Age 5 is not soon enough to warn Americans about the threat of cyberwarfare. So, Janet Napolitano is taking the message into America’s kindergartens. She writes:
Yesterday, I attended the Women in International Security conference, hosted by the Center for Strategic and International Studies, to discuss one of the most urgent and important issues facing our nation—cybersecurity. In particular, I spoke about how DHS is building a cyber-workforce comprised of highly qualified, skilled, and innovative employees who reflect the diversity of our nation, and will enable us to meet our mission today, and in the future.
At DHS, we’re working to develop the next generation of leaders in cybersecurity while fostering an environment for talented staff to grow in this field. We are building strong cybersecurity career paths within the Department, and in partnership with other government agencies. We are also creating training and development opportunities to retain our most talented employees and ensure their professional development. In collaboration with the National Security Agency, we are strengthening the nation’s educational infrastructure by supporting Centers of Academic Excellence across the country.
In addition, we are extending the scope of cyber education beyond the federal workplace through the National Initiative for Cybersecurity Education, involving students from kindergarten through post-graduate school.
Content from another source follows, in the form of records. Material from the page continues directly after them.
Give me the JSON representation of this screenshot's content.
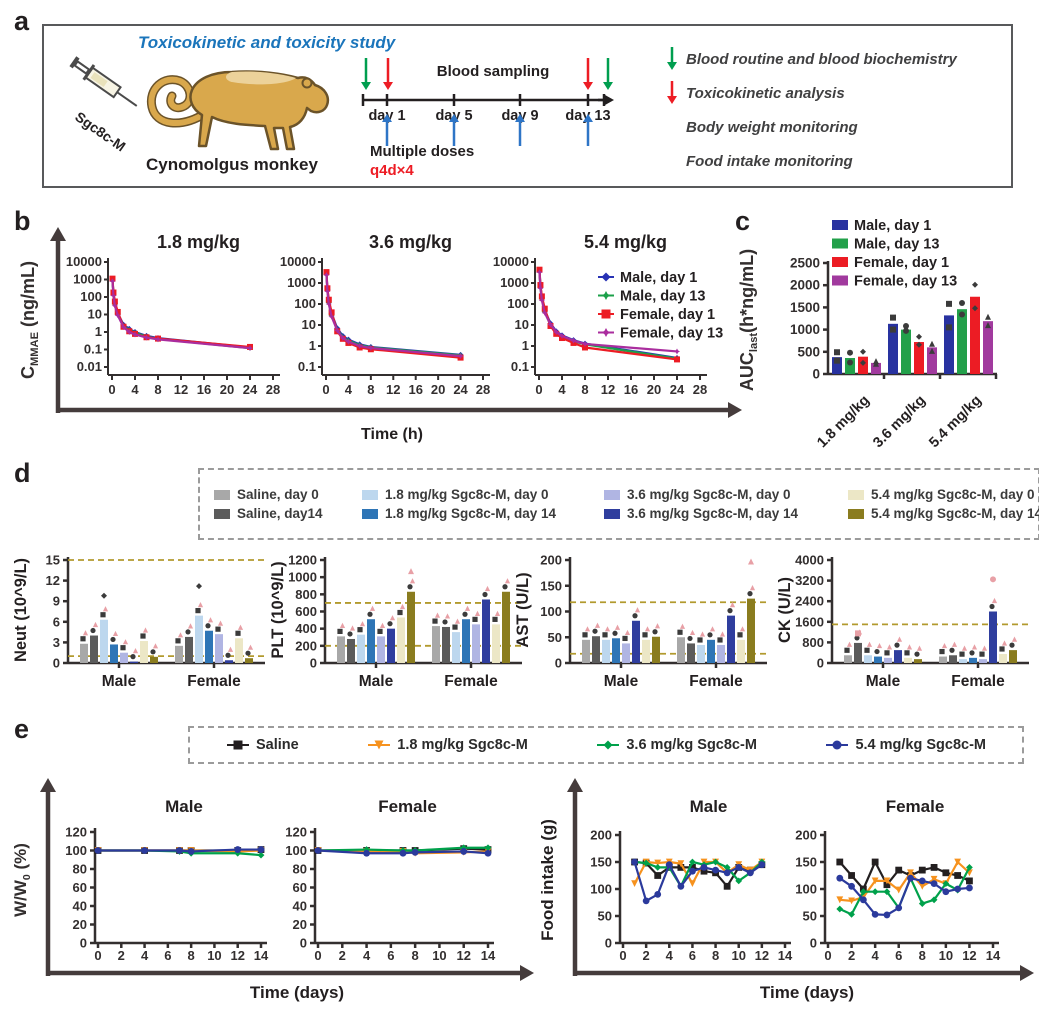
{
  "panels": {
    "a": "a",
    "b": "b",
    "c": "c",
    "d": "d",
    "e": "e"
  },
  "panel_a": {
    "title": "Toxicokinetic and toxicity study",
    "title_color": "#1b75bb",
    "syringe_label": "Sgc8c-M",
    "animal_label": "Cynomolgus monkey",
    "timeline": {
      "heading": "Blood sampling",
      "days": [
        "day 1",
        "day 5",
        "day 9",
        "day 13"
      ],
      "dose_label": "Multiple doses",
      "dose_regimen": "q4d×4"
    },
    "legend": [
      {
        "arrow": "#009e4f",
        "text": "Blood routine and blood biochemistry"
      },
      {
        "arrow": "#ed1c24",
        "text": "Toxicokinetic analysis"
      },
      {
        "arrow": "",
        "text": "Body weight monitoring"
      },
      {
        "arrow": "",
        "text": "Food intake monitoring"
      }
    ],
    "arrow_colors": {
      "sampling_green": "#009e4f",
      "tk_red": "#ed1c24",
      "dose_blue": "#2e75c6"
    }
  },
  "chart_data": [
    {
      "id": "pk_curves",
      "type": "line",
      "panel": "b",
      "xlabel": "Time (h)",
      "ylabel_parts": [
        {
          "t": "C"
        },
        {
          "t": "MMAE",
          "sub": true
        },
        {
          "t": " (ng/mL)"
        }
      ],
      "x_hours": [
        0.083,
        0.25,
        0.5,
        1,
        2,
        3,
        4,
        6,
        8,
        24
      ],
      "xticks": [
        0,
        4,
        8,
        12,
        16,
        20,
        24,
        28
      ],
      "xlim": [
        0,
        28
      ],
      "legend": [
        {
          "label": "Male, day 1",
          "color": "#2832b4",
          "marker": "diamond"
        },
        {
          "label": "Male, day 13",
          "color": "#1ca04a",
          "marker": "star"
        },
        {
          "label": "Female, day 1",
          "color": "#ec1c24",
          "marker": "square"
        },
        {
          "label": "Female, day 13",
          "color": "#aa2d9e",
          "marker": "star"
        }
      ],
      "subplots": [
        {
          "title": "1.8 mg/kg",
          "ytick_labels": [
            "10000",
            "1000",
            "100",
            "10",
            "1",
            "0.1",
            "0.01"
          ],
          "series": [
            [
              1000,
              160,
              45,
              12,
              2.6,
              1.5,
              1.0,
              0.6,
              0.45,
              0.13
            ],
            [
              880,
              140,
              38,
              10,
              2.2,
              1.3,
              0.9,
              0.55,
              0.4,
              0.12
            ],
            [
              1120,
              180,
              55,
              14,
              2.0,
              1.1,
              0.78,
              0.5,
              0.42,
              0.14
            ],
            [
              800,
              120,
              32,
              9,
              1.9,
              1.0,
              0.72,
              0.48,
              0.38,
              0.12
            ]
          ]
        },
        {
          "title": "3.6 mg/kg",
          "ytick_labels": [
            "10000",
            "1000",
            "100",
            "10",
            "1",
            "0.1"
          ],
          "series": [
            [
              2900,
              500,
              140,
              35,
              7,
              3.0,
              2.0,
              1.2,
              0.9,
              0.38
            ],
            [
              2500,
              430,
              115,
              28,
              6,
              2.6,
              1.8,
              1.1,
              0.85,
              0.36
            ],
            [
              3300,
              560,
              160,
              40,
              5,
              2.2,
              1.4,
              0.85,
              0.7,
              0.28
            ],
            [
              2400,
              400,
              100,
              25,
              5.5,
              2.4,
              1.6,
              1.0,
              0.8,
              0.33
            ]
          ]
        },
        {
          "title": "5.4 mg/kg",
          "ytick_labels": [
            "10000",
            "1000",
            "100",
            "10",
            "1",
            "0.1"
          ],
          "series": [
            [
              3900,
              700,
              200,
              50,
              12,
              5,
              3.2,
              1.9,
              1.3,
              0.27
            ],
            [
              3400,
              600,
              170,
              42,
              10,
              4.4,
              2.8,
              1.7,
              1.2,
              0.25
            ],
            [
              4300,
              800,
              230,
              60,
              9,
              3.8,
              2.4,
              1.4,
              0.85,
              0.23
            ],
            [
              3250,
              560,
              150,
              38,
              10.5,
              4.6,
              3.0,
              1.8,
              1.25,
              0.55
            ]
          ]
        }
      ]
    },
    {
      "id": "auc",
      "type": "bar",
      "panel": "c",
      "ylabel_parts": [
        {
          "t": "AUC"
        },
        {
          "t": "last",
          "sub": true
        },
        {
          "t": "(h*ng/mL)"
        }
      ],
      "ylim": [
        0,
        2500
      ],
      "yticks": [
        0,
        500,
        1000,
        1500,
        2000,
        2500
      ],
      "categories": [
        "1.8 mg/kg",
        "3.6 mg/kg",
        "5.4 mg/kg"
      ],
      "series": [
        {
          "name": "Male, day 1",
          "color": "#2832a0",
          "marker": "square",
          "values": [
            380,
            1130,
            1320
          ],
          "points": [
            [
              300,
              490
            ],
            [
              1000,
              1270
            ],
            [
              1050,
              1580
            ]
          ]
        },
        {
          "name": "Male, day 13",
          "color": "#22a04a",
          "marker": "circle",
          "values": [
            360,
            1000,
            1460
          ],
          "points": [
            [
              260,
              480
            ],
            [
              970,
              1080
            ],
            [
              1340,
              1600
            ]
          ]
        },
        {
          "name": "Female, day 1",
          "color": "#ec1c24",
          "marker": "diamond",
          "values": [
            390,
            720,
            1740
          ],
          "points": [
            [
              250,
              500
            ],
            [
              660,
              840
            ],
            [
              1480,
              2010
            ]
          ]
        },
        {
          "name": "Female, day 13",
          "color": "#a13a9e",
          "marker": "triangle",
          "values": [
            250,
            600,
            1190
          ],
          "points": [
            [
              230,
              290
            ],
            [
              520,
              680
            ],
            [
              1100,
              1290
            ]
          ]
        }
      ]
    },
    {
      "id": "blood_panels",
      "type": "bar-group",
      "panel": "d",
      "groups": [
        "Male",
        "Female"
      ],
      "bar_colors": [
        "#a8a8a8",
        "#5b5b5b",
        "#bdd7ee",
        "#2e75b6",
        "#b0b5e3",
        "#2f3e9e",
        "#ece7c6",
        "#8a7c1f"
      ],
      "legend_rows": [
        [
          {
            "label": "Saline, day 0",
            "color": "#a8a8a8"
          },
          {
            "label": "1.8 mg/kg Sgc8c-M, day 0",
            "color": "#bdd7ee"
          },
          {
            "label": "3.6 mg/kg Sgc8c-M, day 0",
            "color": "#b0b5e3"
          },
          {
            "label": "5.4 mg/kg Sgc8c-M, day 0",
            "color": "#ece7c6"
          }
        ],
        [
          {
            "label": "Saline, day14",
            "color": "#5b5b5b"
          },
          {
            "label": "1.8 mg/kg Sgc8c-M, day 14",
            "color": "#2e75b6"
          },
          {
            "label": "3.6 mg/kg Sgc8c-M, day 14",
            "color": "#2f3e9e"
          },
          {
            "label": "5.4 mg/kg Sgc8c-M, day 14",
            "color": "#8a7c1f"
          }
        ]
      ],
      "charts": [
        {
          "ylabel": "Neut (10^9/L)",
          "ylim": [
            0,
            15
          ],
          "yticks": [
            0,
            3,
            6,
            9,
            12,
            15
          ],
          "ref_lines": [
            15,
            1
          ],
          "male": [
            2.8,
            4.0,
            6.3,
            2.7,
            1.5,
            0.2,
            3.2,
            0.9
          ],
          "female": [
            2.5,
            3.8,
            6.9,
            4.7,
            4.2,
            0.4,
            3.6,
            0.7
          ],
          "outliers": [
            {
              "group": 0,
              "bar": 2,
              "value": 9.8,
              "color": "#3b3b3b",
              "marker": "diamond"
            },
            {
              "group": 1,
              "bar": 2,
              "value": 11.2,
              "color": "#3b3b3b",
              "marker": "diamond"
            }
          ]
        },
        {
          "ylabel": "PLT (10^9/L)",
          "ylim": [
            0,
            1200
          ],
          "yticks": [
            0,
            200,
            400,
            600,
            800,
            1000,
            1200
          ],
          "ref_lines": [
            700,
            200
          ],
          "male": [
            310,
            280,
            330,
            510,
            310,
            400,
            530,
            830
          ],
          "female": [
            430,
            420,
            360,
            510,
            450,
            740,
            450,
            830
          ],
          "outliers": [
            {
              "group": 0,
              "bar": 7,
              "value": 1070,
              "color": "#e8a0a6",
              "marker": "triangle"
            }
          ]
        },
        {
          "ylabel": "AST (U/L)",
          "ylim": [
            0,
            200
          ],
          "yticks": [
            0,
            50,
            100,
            150,
            200
          ],
          "ref_lines": [
            118,
            18
          ],
          "male": [
            45,
            52,
            45,
            48,
            38,
            82,
            45,
            51
          ],
          "female": [
            50,
            38,
            35,
            45,
            35,
            92,
            45,
            125
          ],
          "outliers": [
            {
              "group": 1,
              "bar": 7,
              "value": 197,
              "color": "#e8a0a6",
              "marker": "triangle"
            }
          ]
        },
        {
          "ylabel": "CK (U/L)",
          "ylim": [
            0,
            4000
          ],
          "yticks": [
            0,
            800,
            1600,
            2400,
            3200,
            4000
          ],
          "ref_lines": [
            1500
          ],
          "male": [
            300,
            780,
            300,
            250,
            200,
            500,
            200,
            150
          ],
          "female": [
            250,
            300,
            150,
            200,
            150,
            2000,
            350,
            500
          ],
          "outliers": [
            {
              "group": 0,
              "bar": 1,
              "value": 1150,
              "color": "#e8a0a6",
              "marker": "square"
            },
            {
              "group": 1,
              "bar": 5,
              "value": 3250,
              "color": "#e8a0a6",
              "marker": "circle"
            }
          ]
        }
      ]
    },
    {
      "id": "tolerability",
      "type": "line",
      "panel": "e",
      "legend": [
        {
          "label": "Saline",
          "color": "#231f20",
          "marker": "square"
        },
        {
          "label": "1.8 mg/kg Sgc8c-M",
          "color": "#f6921e",
          "marker": "tridown"
        },
        {
          "label": "3.6 mg/kg Sgc8c-M",
          "color": "#00a14b",
          "marker": "diamond"
        },
        {
          "label": "5.4 mg/kg Sgc8c-M",
          "color": "#2b3a9c",
          "marker": "circle"
        }
      ],
      "weight": {
        "ylabel_parts": [
          {
            "t": "W/W"
          },
          {
            "t": "0",
            "sub": true
          },
          {
            "t": " (%)"
          }
        ],
        "xlabel": "Time (days)",
        "ylim": [
          0,
          120
        ],
        "yticks": [
          0,
          20,
          40,
          60,
          80,
          100,
          120
        ],
        "xticks": [
          0,
          2,
          4,
          6,
          8,
          10,
          12,
          14
        ],
        "x": [
          0,
          4,
          7,
          8,
          12,
          14
        ],
        "subplots": [
          {
            "title": "Male",
            "series": [
              [
                100,
                100,
                100,
                100,
                100,
                101
              ],
              [
                100,
                100,
                100,
                100,
                99,
                100
              ],
              [
                100,
                100,
                99,
                97,
                97,
                95
              ],
              [
                100,
                100,
                100,
                99,
                101,
                101
              ]
            ]
          },
          {
            "title": "Female",
            "series": [
              [
                100,
                100,
                100,
                100,
                102,
                101
              ],
              [
                100,
                99,
                99,
                97,
                98,
                99
              ],
              [
                100,
                101,
                100,
                100,
                103,
                103
              ],
              [
                100,
                97,
                97,
                98,
                99,
                97
              ]
            ]
          }
        ]
      },
      "food": {
        "ylabel": "Food intake (g)",
        "xlabel": "Time (days)",
        "ylim": [
          0,
          200
        ],
        "yticks": [
          0,
          50,
          100,
          150,
          200
        ],
        "xticks": [
          0,
          2,
          4,
          6,
          8,
          10,
          12,
          14
        ],
        "x": [
          1,
          2,
          3,
          4,
          5,
          6,
          7,
          8,
          9,
          10,
          11,
          12
        ],
        "subplots": [
          {
            "title": "Male",
            "series": [
              [
                150,
                148,
                125,
                140,
                140,
                140,
                133,
                130,
                105,
                140,
                135,
                145
              ],
              [
                110,
                150,
                148,
                150,
                147,
                110,
                150,
                150,
                130,
                145,
                135,
                150
              ],
              [
                150,
                148,
                140,
                140,
                105,
                150,
                145,
                150,
                140,
                115,
                130,
                150
              ],
              [
                150,
                78,
                90,
                145,
                105,
                133,
                140,
                135,
                130,
                140,
                130,
                145
              ]
            ]
          },
          {
            "title": "Female",
            "series": [
              [
                150,
                125,
                100,
                150,
                108,
                135,
                125,
                135,
                140,
                130,
                125,
                115
              ],
              [
                80,
                78,
                85,
                115,
                115,
                98,
                130,
                105,
                118,
                110,
                150,
                130
              ],
              [
                63,
                53,
                95,
                95,
                95,
                65,
                120,
                73,
                80,
                110,
                98,
                140
              ],
              [
                120,
                105,
                80,
                53,
                52,
                65,
                120,
                115,
                110,
                95,
                100,
                102
              ]
            ]
          }
        ]
      }
    }
  ]
}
And we sponsor the U.S. Cyber Challenge, a program that works with academia and the private sector to identify and develop the best and brightest cyber talent to meet our nation’s growing and changing security needs.
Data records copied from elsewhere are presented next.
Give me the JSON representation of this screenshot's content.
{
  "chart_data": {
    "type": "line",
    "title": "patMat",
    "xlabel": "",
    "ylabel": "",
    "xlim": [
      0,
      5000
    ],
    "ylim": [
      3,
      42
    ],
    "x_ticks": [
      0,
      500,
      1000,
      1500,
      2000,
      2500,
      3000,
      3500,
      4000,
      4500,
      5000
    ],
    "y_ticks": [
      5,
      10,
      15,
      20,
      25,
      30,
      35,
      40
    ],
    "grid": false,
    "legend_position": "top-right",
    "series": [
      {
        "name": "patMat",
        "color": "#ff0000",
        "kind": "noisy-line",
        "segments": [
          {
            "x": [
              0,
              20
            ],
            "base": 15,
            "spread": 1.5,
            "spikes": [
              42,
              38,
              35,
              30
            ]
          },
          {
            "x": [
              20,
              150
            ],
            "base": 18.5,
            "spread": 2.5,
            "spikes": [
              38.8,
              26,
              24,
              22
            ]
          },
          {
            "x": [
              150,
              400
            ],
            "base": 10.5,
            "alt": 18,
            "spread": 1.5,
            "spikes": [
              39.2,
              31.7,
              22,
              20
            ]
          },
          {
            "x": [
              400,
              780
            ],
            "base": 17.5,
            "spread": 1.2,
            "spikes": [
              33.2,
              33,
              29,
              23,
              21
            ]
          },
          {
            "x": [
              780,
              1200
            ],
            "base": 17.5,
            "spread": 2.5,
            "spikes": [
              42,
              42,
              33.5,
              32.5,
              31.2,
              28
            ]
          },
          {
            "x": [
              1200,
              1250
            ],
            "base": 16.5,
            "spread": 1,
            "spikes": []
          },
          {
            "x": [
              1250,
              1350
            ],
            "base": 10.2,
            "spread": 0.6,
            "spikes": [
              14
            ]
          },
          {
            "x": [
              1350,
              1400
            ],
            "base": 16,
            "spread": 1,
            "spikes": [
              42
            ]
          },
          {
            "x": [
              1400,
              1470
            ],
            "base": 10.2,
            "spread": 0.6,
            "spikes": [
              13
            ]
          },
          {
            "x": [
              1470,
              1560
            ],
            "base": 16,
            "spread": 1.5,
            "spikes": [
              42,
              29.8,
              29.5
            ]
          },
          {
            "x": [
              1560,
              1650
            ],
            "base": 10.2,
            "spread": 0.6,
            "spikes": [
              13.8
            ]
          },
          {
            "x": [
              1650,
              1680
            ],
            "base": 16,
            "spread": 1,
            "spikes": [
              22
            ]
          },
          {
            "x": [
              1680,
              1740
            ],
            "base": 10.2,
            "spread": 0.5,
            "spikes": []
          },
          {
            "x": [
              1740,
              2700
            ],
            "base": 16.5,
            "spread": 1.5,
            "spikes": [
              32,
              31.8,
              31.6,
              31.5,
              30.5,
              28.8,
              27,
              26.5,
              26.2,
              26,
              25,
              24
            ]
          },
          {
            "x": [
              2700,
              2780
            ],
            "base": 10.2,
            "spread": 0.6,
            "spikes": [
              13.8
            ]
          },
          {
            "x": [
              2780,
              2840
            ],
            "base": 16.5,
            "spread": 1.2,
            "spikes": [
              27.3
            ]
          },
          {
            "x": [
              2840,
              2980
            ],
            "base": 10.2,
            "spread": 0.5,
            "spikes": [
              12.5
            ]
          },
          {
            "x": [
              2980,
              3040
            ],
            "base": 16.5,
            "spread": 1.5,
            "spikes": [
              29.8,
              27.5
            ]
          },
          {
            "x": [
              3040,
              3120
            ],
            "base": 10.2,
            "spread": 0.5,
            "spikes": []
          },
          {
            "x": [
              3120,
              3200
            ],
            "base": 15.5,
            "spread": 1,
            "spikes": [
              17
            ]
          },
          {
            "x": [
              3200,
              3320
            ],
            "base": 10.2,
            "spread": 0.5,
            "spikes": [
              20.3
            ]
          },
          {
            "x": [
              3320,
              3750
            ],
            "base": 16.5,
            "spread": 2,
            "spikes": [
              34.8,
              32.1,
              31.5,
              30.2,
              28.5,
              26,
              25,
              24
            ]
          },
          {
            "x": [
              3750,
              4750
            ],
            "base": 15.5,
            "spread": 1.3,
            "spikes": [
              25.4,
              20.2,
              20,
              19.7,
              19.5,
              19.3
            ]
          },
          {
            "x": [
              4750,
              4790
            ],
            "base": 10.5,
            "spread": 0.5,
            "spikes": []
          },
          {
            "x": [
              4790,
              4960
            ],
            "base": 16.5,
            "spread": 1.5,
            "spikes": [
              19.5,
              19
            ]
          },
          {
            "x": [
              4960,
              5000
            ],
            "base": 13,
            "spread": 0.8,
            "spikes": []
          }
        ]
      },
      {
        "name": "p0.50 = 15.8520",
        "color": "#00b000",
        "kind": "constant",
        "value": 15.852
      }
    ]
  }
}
Kindergarteners need to know the threats that face them. Digits are weapons. Kids are the targets. Tell them young.
When it comes to homeland security, age 4 is when Americans should start being afraid of terrorism.
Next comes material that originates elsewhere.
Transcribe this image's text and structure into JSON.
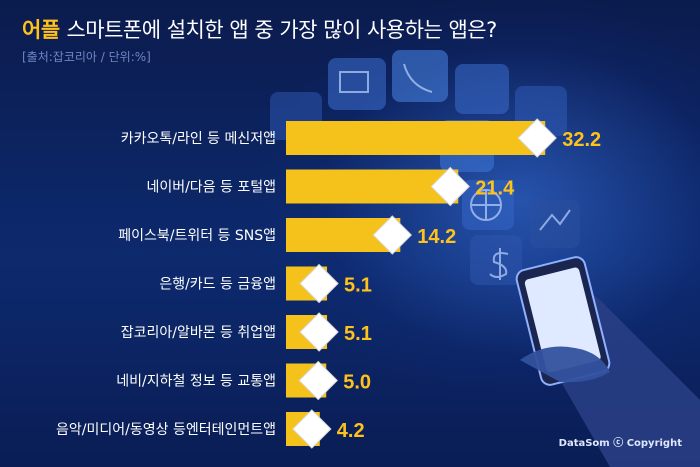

This is all part of a program to recruit geeks.
We also just launched a new recruitment initiative for exceptional recent college graduates called “The Secretary’s Honors Program.”. Its goal is to recruit, retain, and develop exceptionally talented entry-level people to support the Department’s missions, including cyber. We also have begun implementing recommendations proposed by the Department’s Homeland Security Advisory Council Task Force on CyberSkills, in conjunction with public-private partners, to develop a more agile cyber workforce across the federal government. Their recommendations are aimed at improving the Department’s ability to build a world-class cybersecurity team and allow us to tap into pools of talented Americans like our Veterans, whose operational experience makes them well-suited to cybersecurity work.
Homeland security is a young and growing profession where talented people can truly make an impact in many different ways. To succeed as a Department, and as a nation, we must draw on the skills and talents of the broadest range of Americans – men and women who want to serve the public good and contribute to our mission.
Kindergarten? Yes, sir. Geeks are born geeks. Get them while they’re young.